Gifts and monetary transfers to women in non-marital sex relationships negatively affect the amount of money that Kenyan migrant men send home to their families, Brown sociology professor Nancy Luke said in a talk in Wallace Hall on Tuesday.
Titled “Migrants’ Competing Commitments: Sexual Partners in Urban Africa and Remittances to the Rural Origin,” it was the third lecture in the Office of Population Research’s Notestein seminar series.
Luke discussed her research on the tendencies of migrant men to partake in transactional sex in Kisumu, Kenya’s third-largest city. In transactional sex, men pay non-marital partners for sex with gifts ranging from money to meals.
The men that Luke studies migrate to Kisumu from rural Kenya and often leave their families behind, sending back remittances to help sustain their kin.
The transfers in exchange for sex, Luke said, went to three categories of individuals: casual partners, commercial sex workers and “jadiya,” or long-term, serious partners.
Luke said that for men who send remittances, roughly 23 percent of their income goes back to their families. But of those who send remittances and also engage in transactional sex, 21 percent of their income goes to non-marital partners.
Luke concluded, therefore, that transfers to non-marital sexual partners, specifically “jadiya,” have a significant negative effect on flows of money back to families.
Luke has worked in several countries around the world and currently focuses her research on “how community institutions, such as marriage, caste, and economic exchange, affect individual and couple behavior, including sexual relations and HIV risk in Kenya and intimate partner violence in India,” according to her website.
Luke spoke for just under an hour and then opened the floor to questions. Several graduate students and faculty members asked about potential related studies and Luke’s use of certain economic terms in her discussion.
The research she carried out is more objective than most of the other work done in the field, she said. Most coverage “doesn’t take a historical view” and instead passes judgment on Kenyan men and their habits, she explained.
Elizabeth Armstrong GS ’93, professor of sociology and public affairs, co-organized the seminar series for the second year in a row.
“We try to balance younger, more emerging scholars [like Luke] with the stars,” she said in an interview after the talk.

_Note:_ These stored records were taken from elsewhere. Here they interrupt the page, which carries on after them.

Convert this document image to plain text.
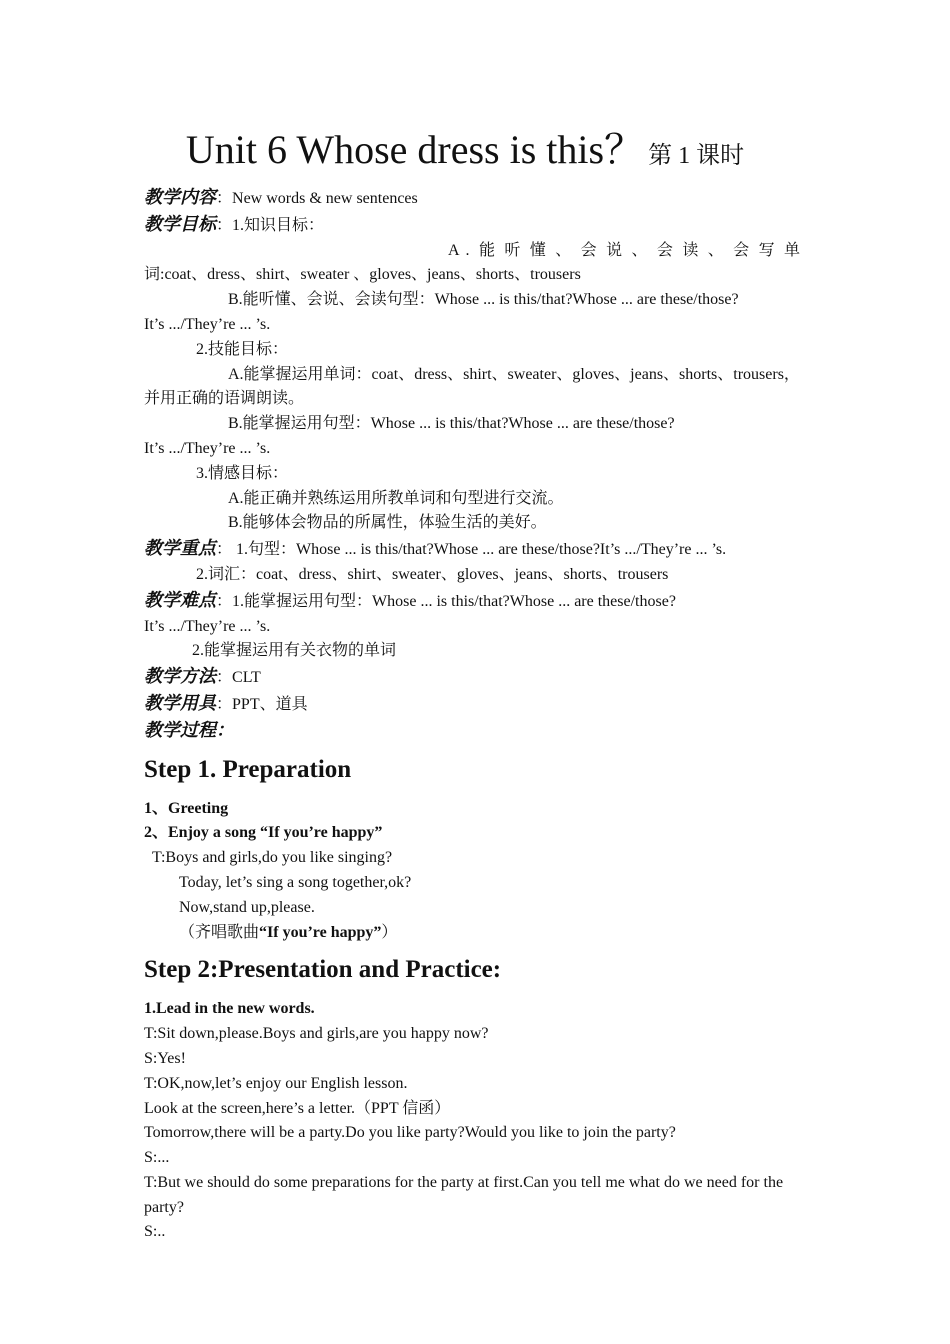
Unit 6 Whose dress is this？ 第 1 课时
教学内容：New words & new sentences
教学目标：1.知识目标：
A.能听懂、会说、会读、会写单
词:coat、dress、shirt、sweater 、gloves、jeans、shorts、trousers
B.能听懂、会说、会读句型：Whose ... is this/that?Whose ... are these/those?
It’s .../They’re ... ’s.
2.技能目标：
A.能掌握运用单词：coat、dress、shirt、sweater、gloves、jeans、shorts、trousers，并用正确的语调朗读。
B.能掌握运用句型：Whose ... is this/that?Whose ... are these/those?
It’s .../They’re ... ’s.
3.情感目标：
A.能正确并熟练运用所教单词和句型进行交流。
B.能够体会物品的所属性，体验生活的美好。
教学重点： 1.句型：Whose ... is this/that?Whose ... are these/those?It’s .../They’re ... ’s.
2.词汇：coat、dress、shirt、sweater、gloves、jeans、shorts、trousers
教学难点：1.能掌握运用句型：Whose ... is this/that?Whose ... are these/those?
It’s .../They’re ... ’s.
2.能掌握运用有关衣物的单词
教学方法：CLT
教学用具：PPT、道具
教学过程：
Step 1. Preparation
1、Greeting
2、Enjoy a song “If you’re happy”
T:Boys and girls,do you like singing?
Today, let’s sing a song together,ok?
Now,stand up,please.
（齐唱歌曲“If you’re happy”）
Step 2:Presentation and Practice:
1.Lead in the new words.
T:Sit down,please.Boys and girls,are you happy now?
S:Yes!
T:OK,now,let’s enjoy our English lesson.
Look at the screen,here’s a letter.（PPT 信函）
Tomorrow,there will be a party.Do you like party?Would you like to join the party?
S:...
T:But we should do some preparations for the party at first.Can you tell me what do we need for the party?
S:..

The Notestein seminars generally focus on unpublished topics like Luke’s, Armstrong added, to “keep ourselves up on the cutting edge of the field.”

There are nine more Notestein seminars scheduled for this semester, and Armstrong said that the program’s organizers aim for “balance on several dimensions,” focusing on topics such as migration, health, education, residential segregation and residential mobility.
The next seminar will feature Harvard anthropology professor Peter Ellison speaking on “Evolutionary Approaches to Understanding Human Fecundity” on Oct. 7.